The airline also suspended its prior full-year outlook due to external factors, CEO Joanna Geraghty said on an earnings call.
The U.S.-Israeli attack on Iran has closed the critical Strait of Hormuz, disrupting nearly a fifth of global oil and gas supplies. Rising fuel costs heighten the pressure on smaller carriers like JetBlue, which have limited financial flexibility and greater exposure to uncertainty.
"The three primary levers available to us are adjusting fares to better align with input costs, moderating unproductive capacity and pursuing additional cost savings opportunities," Geraghty said.
Shares of the carrier were up more than 4% in late morning trading as the carrier saw its pricing power improve during the quarter due to healthy demand, strength in premium segments and its expansion in Florida.
JetBlue said it will continue to look for additional ways to strengthen its revenue performance for the rest of the year.
The airline reduced capacity during the first quarter by 1.7% year-over-year and said it plans to further cut capacity during off-peak and shoulder periods in the second quarter and in the latter half of the year after the height of summer travel.
JetBlue said it is also slowing hiring to match capacity expectations, and expects to save on maintenance and landing fees with less flying.

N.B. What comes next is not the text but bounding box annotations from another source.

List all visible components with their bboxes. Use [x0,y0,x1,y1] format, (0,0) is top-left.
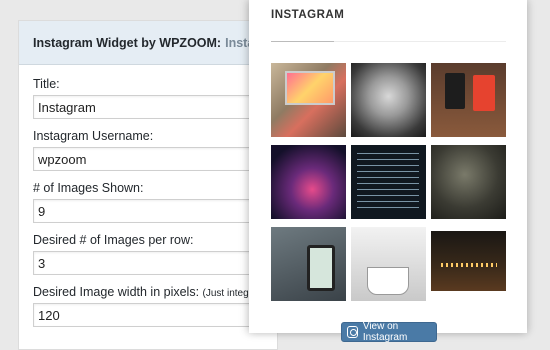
preview-title: INSTAGRAM [271,9,345,21]
images-shown-input[interactable] [33,199,273,223]
images-shown-label: # of Images Shown: [33,181,144,195]
night-lights-photo[interactable] [431,231,506,291]
image-width-input[interactable] [33,303,273,327]
image-width-label-text: Desired Image width in pixels: [33,285,200,299]
smartphone-desk-photo[interactable] [271,227,346,301]
widget-header[interactable]: Instagram Widget by WPZOOM: Instagram [19,21,277,65]
username-input[interactable] [33,147,273,171]
view-button-label: View on Instagram [362,321,408,343]
view-on-instagram-button[interactable]: View on Instagram [341,321,437,343]
car-driver-photo[interactable] [431,145,506,219]
selfie-photo[interactable] [351,63,426,137]
photo-grid [271,63,507,301]
images-per-row-input[interactable] [33,251,273,275]
widget-form: Title: Instagram Username: # of Images S… [19,65,277,337]
username-label: Instagram Username: [33,129,154,143]
instagram-icon [347,326,358,338]
title-label: Title: [33,77,60,91]
instagram-preview-card: INSTAGRAM View on Instagram [249,0,527,343]
widget-header-title: Instagram Widget by WPZOOM: [33,35,222,50]
title-underline [271,41,334,42]
title-divider [334,41,506,42]
title-input[interactable] [33,95,273,119]
code-terminal-photo[interactable] [351,145,426,219]
laptop-photo[interactable] [271,63,346,137]
coffee-cup-photo[interactable] [351,227,426,301]
city-night-photo[interactable] [271,145,346,219]
images-per-row-label: Desired # of Images per row: [33,233,194,247]
phones-photo[interactable] [431,63,506,137]
image-width-label: Desired Image width in pixels: (Just int… [33,285,263,299]
widget-settings-panel: Instagram Widget by WPZOOM: Instagram Ti… [18,20,278,350]
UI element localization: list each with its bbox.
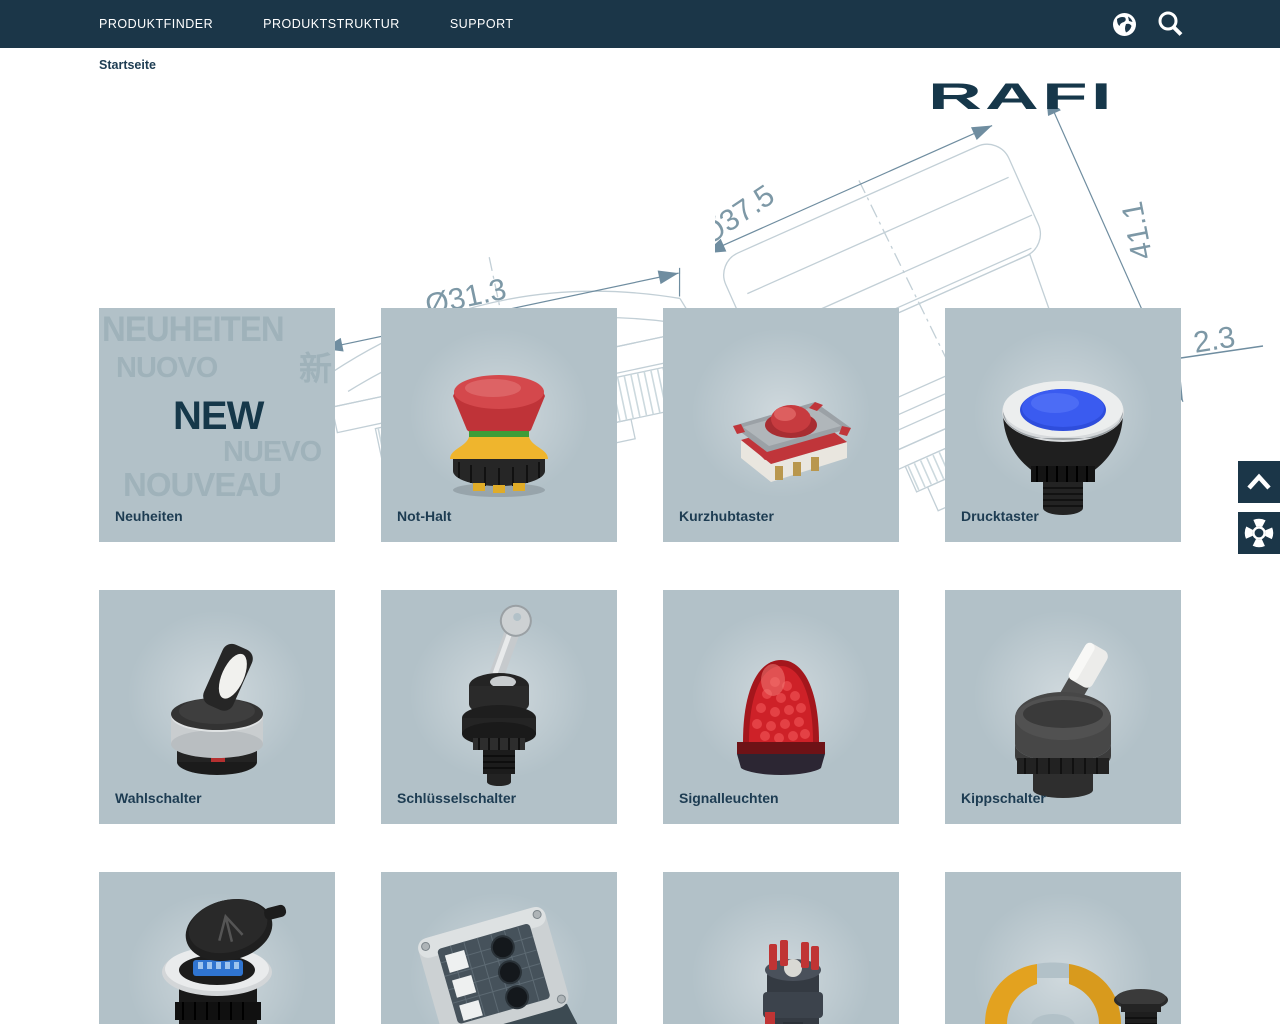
signal-lamp-product-image: [663, 590, 899, 824]
enclosure-box-product-image: [381, 872, 617, 1024]
tile-label: Not-Halt: [397, 508, 451, 524]
tile-kippschalter[interactable]: Kippschalter: [945, 590, 1181, 824]
dim-label: 2.3: [1191, 321, 1237, 360]
tile-label: Wahlschalter: [115, 790, 202, 806]
emergency-stop-product-image: [381, 308, 617, 542]
search-icon: [1156, 10, 1184, 38]
chevron-up-icon: [1246, 473, 1272, 491]
tile-label: Kippschalter: [961, 790, 1046, 806]
tile-neuheiten[interactable]: NEUHEITEN NUOVO 新 NEW NUEVO NOUVEAU Neuh…: [99, 308, 335, 542]
tile-wahlschalter[interactable]: Wahlschalter: [99, 590, 335, 824]
accessories-product-image: [945, 872, 1181, 1024]
nav-item-produktfinder[interactable]: PRODUKTFINDER: [99, 17, 213, 31]
tile-drucktaster[interactable]: Drucktaster: [945, 308, 1181, 542]
tile-not-halt[interactable]: Not-Halt: [381, 308, 617, 542]
search-button[interactable]: [1156, 10, 1184, 38]
tile-label: Schlüsselschalter: [397, 790, 516, 806]
dim-label: Ø37.5: [715, 179, 781, 252]
key-switch-product-image: [381, 590, 617, 824]
tile-usb-socket[interactable]: [99, 872, 335, 1024]
short-travel-switch-product-image: [663, 308, 899, 542]
tile-contact-block[interactable]: [663, 872, 899, 1024]
lifebuoy-icon: [1244, 518, 1274, 548]
dim-label: 41.1: [1116, 199, 1160, 263]
top-navigation-bar: PRODUKTFINDER PRODUKTSTRUKTUR SUPPORT: [0, 0, 1280, 48]
new-word-zh: 新: [299, 352, 332, 385]
new-word-es: NUEVO: [223, 438, 321, 467]
tile-label: Signalleuchten: [679, 790, 779, 806]
new-word-it: NUOVO: [116, 354, 217, 383]
tile-label: Drucktaster: [961, 508, 1039, 524]
nav-item-support[interactable]: SUPPORT: [450, 17, 514, 31]
support-contact-button[interactable]: [1238, 512, 1280, 554]
nav-item-produktstruktur[interactable]: PRODUKTSTRUKTUR: [263, 17, 400, 31]
tile-schluesselschalter[interactable]: Schlüsselschalter: [381, 590, 617, 824]
tile-enclosure[interactable]: [381, 872, 617, 1024]
new-word-en: NEW: [173, 396, 263, 436]
contact-block-product-image: [663, 872, 899, 1024]
scroll-to-top-button[interactable]: [1238, 461, 1280, 503]
tile-accessories[interactable]: [945, 872, 1181, 1024]
breadcrumb[interactable]: Startseite: [99, 58, 156, 72]
tile-label: Kurzhubtaster: [679, 508, 774, 524]
tile-kurzhubtaster[interactable]: Kurzhubtaster: [663, 308, 899, 542]
pushbutton-product-image: [945, 308, 1181, 542]
tile-signalleuchten[interactable]: Signalleuchten: [663, 590, 899, 824]
language-globe-button[interactable]: [1110, 10, 1138, 38]
new-word-fr: NOUVEAU: [123, 468, 281, 501]
selector-switch-product-image: [99, 590, 335, 824]
usb-socket-product-image: [99, 872, 335, 1024]
rafi-logo[interactable]: RAFI: [928, 80, 1180, 120]
globe-icon: [1112, 12, 1137, 37]
rafi-logo-text: RAFI: [928, 80, 1115, 112]
toggle-switch-product-image: [945, 590, 1181, 824]
floating-action-column: [1238, 461, 1280, 554]
new-word-de: NEUHEITEN: [102, 312, 284, 347]
main-nav: PRODUKTFINDER PRODUKTSTRUKTUR SUPPORT: [0, 17, 514, 31]
tile-label: Neuheiten: [115, 508, 183, 524]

The airline plans to recoup 30% to 40% of the increased fuel costs in the second quarter, and recover all of it by early 2027.
The New York-based carrier expects an average fuel price per gallon of $4.13 to $4.28 in the second quarter, compared with $2.40 per gallon during the same period last year.
Operating revenue during the first quarter rose 4.7% year-over-year to $2.24 billion and revenue per available seat mile, an industry metric commonly considered a proxy for pricing power, increased 6.5% in the same period.
"While the demand outlook is encouraging and JetBlue is doing everything it can to manage (costs), we expect concerns around the competitive implications of a White House bailout of the ultra-low-cost-carrier segment to weigh on the shares," TD Cowen analyst Tom Fitzgerald said in a note.
The airline said regardless of a potential bailout of Spirit Airlines FLYYQ.PK, it will continue to expand its footprint in South Florida as it has taken advantage of gate availability.
Geraghty told employees last week that JetBlue was not considering bankruptcy, according to a memo seen by Reuters, adding the carrier had ample liquidity and access to additional capital.
The airline recently secured a $500 million debt financing commitment, with an option to raise an additional $250 million using more planes as collateral.
JetBlue reported an adjusted loss of 87 cents per share, compared with analyst expectations of a 71-cent loss.